De retour au pays après avoir éludé la question à Swansea, Bafé Gomis arrive pour boucler la boucle. Avait-il signé à Lyon, rival de l’AS Saint-Étienne, et quitté son club formateur ? Le voilà arrivé à Marseille, rival de l’OL, pour confirmer que sa carrière n’a pas vraiment de constance côté cœur. A 31 ans, Gomis est au top de sa forme et va signer pour le club de son cœur (le vrai cette fois) qui représentera la meilleure pratique de sa carrière à l’époque : 20 pions en 31 matchs (plus un en Coupe de la Ligue) . Brassard olympique au bras, un triplé contre Montpellier, deux doublés contre Rennes et Nantes et le top 5 élite retrouvé après une précédente séance d’entraînement pour le club provençal terminée dans le ventre mou. Après cette belle histoire, qui est pourtant marquée par son agressivité des supporters, tout finira en boudin noir lorsque le meilleur ami de Pierre Ménès partira pour le remplacer par Kóstas Mítroglou : “Je n’avais pas ce réel désir de travailler avec moi et je n’ai eu qu’un contrat de deux ansil laisse entrer Var matin. Je n’ai pas compris cela. Galatasaray m’a acheté 2,5 millions. Sans le comparer, ils ont acheté un attaquant pour 15 millions avec un salaire qui doit correspondre au mien. » L’air est sans doute plus doux en Turquie et en Arabie Saoudite.

Loïc Rémy en 2018

Après sept ans et demi entre la Premier League (QPR, Newcastle, Chelsea) et la Liga (Las Palmas, Getafe), Loïc Rémy a été contraint de retrouver le Championship, où il avait évolué au tournant de l’année 2000-2010. entre Lyon, Lens, Nice et Marseille.

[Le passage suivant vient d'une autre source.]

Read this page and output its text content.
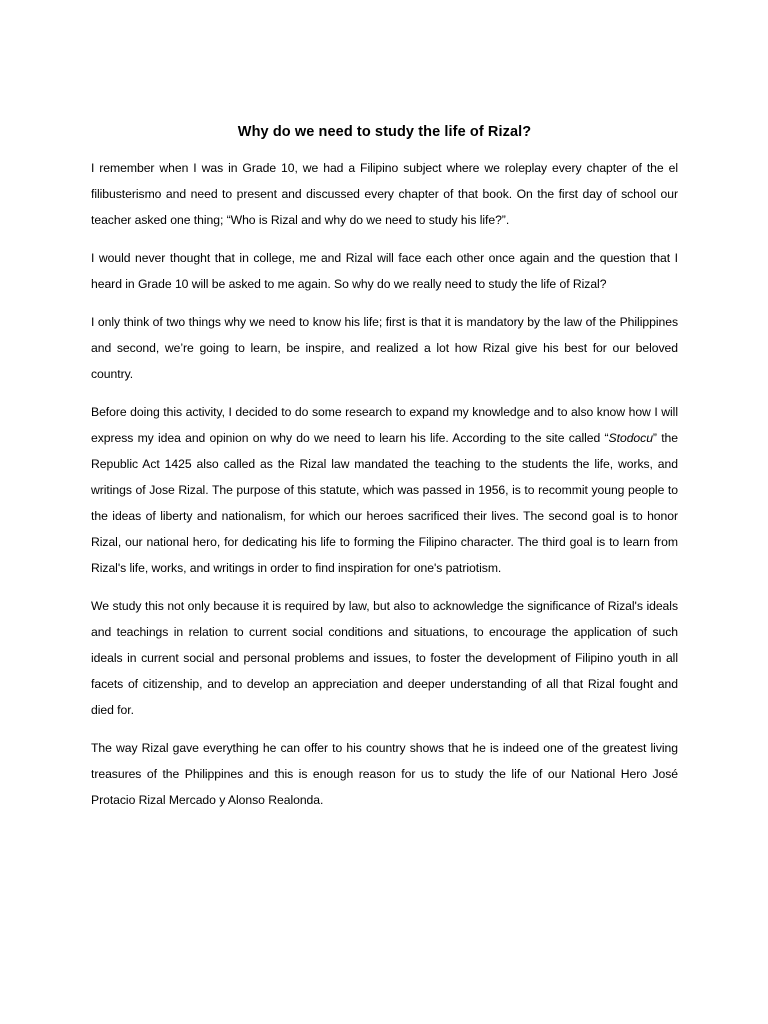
Why do we need to study the life of Rizal?

I remember when I was in Grade 10, we had a Filipino subject where we roleplay every chapter of the el filibusterismo and need to present and discussed every chapter of that book. On the first day of school our teacher asked one thing; “Who is Rizal and why do we need to study his life?”.

I would never thought that in college, me and Rizal will face each other once again and the question that I heard in Grade 10 will be asked to me again. So why do we really need to study the life of Rizal?

I only think of two things why we need to know his life; first is that it is mandatory by the law of the Philippines and second, we’re going to learn, be inspire, and realized a lot how Rizal give his best for our beloved country.

Before doing this activity, I decided to do some research to expand my knowledge and to also know how I will express my idea and opinion on why do we need to learn his life. According to the site called “Stodocu” the Republic Act 1425 also called as the Rizal law mandated the teaching to the students the life, works, and writings of Jose Rizal. The purpose of this statute, which was passed in 1956, is to recommit young people to the ideas of liberty and nationalism, for which our heroes sacrificed their lives. The second goal is to honor Rizal, our national hero, for dedicating his life to forming the Filipino character. The third goal is to learn from Rizal's life, works, and writings in order to find inspiration for one's patriotism.

We study this not only because it is required by law, but also to acknowledge the significance of Rizal's ideals and teachings in relation to current social conditions and situations, to encourage the application of such ideals in current social and personal problems and issues, to foster the development of Filipino youth in all facets of citizenship, and to develop an appreciation and deeper understanding of all that Rizal fought and died for.

The way Rizal gave everything he can offer to his country shows that he is indeed one of the greatest living treasures of the Philippines and this is enough reason for us to study the life of our National Hero José Protacio Rizal Mercado y Alonso Realonda.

Avec le trentenaire et les autres recrues de l’été 2018 (José Fonte, Jonathan Bamba, Zeki Çelik, Jonathan Ikoné), le LOSC se redresse fort après avoir frôlé la relégation : une deuxième saison (où Rémy a vu apparaître Rafael Leão), une quatrième saison de sept, puis de quatorze pions claqués (toutes compétitions confondues) pour le vétéran de Rillieux-la-Pape. Rémy a joué un rôle important dans le vestiaire des Dogues mais s’est déjà rendu en Turquie lorsque Christophe Galtier a guidé Lille vers le titre de champion l’an dernier. Aujourd’hui, après Çaykur Rizespor, Lolo gambade toujours aux côtés d’Adana Demirspor.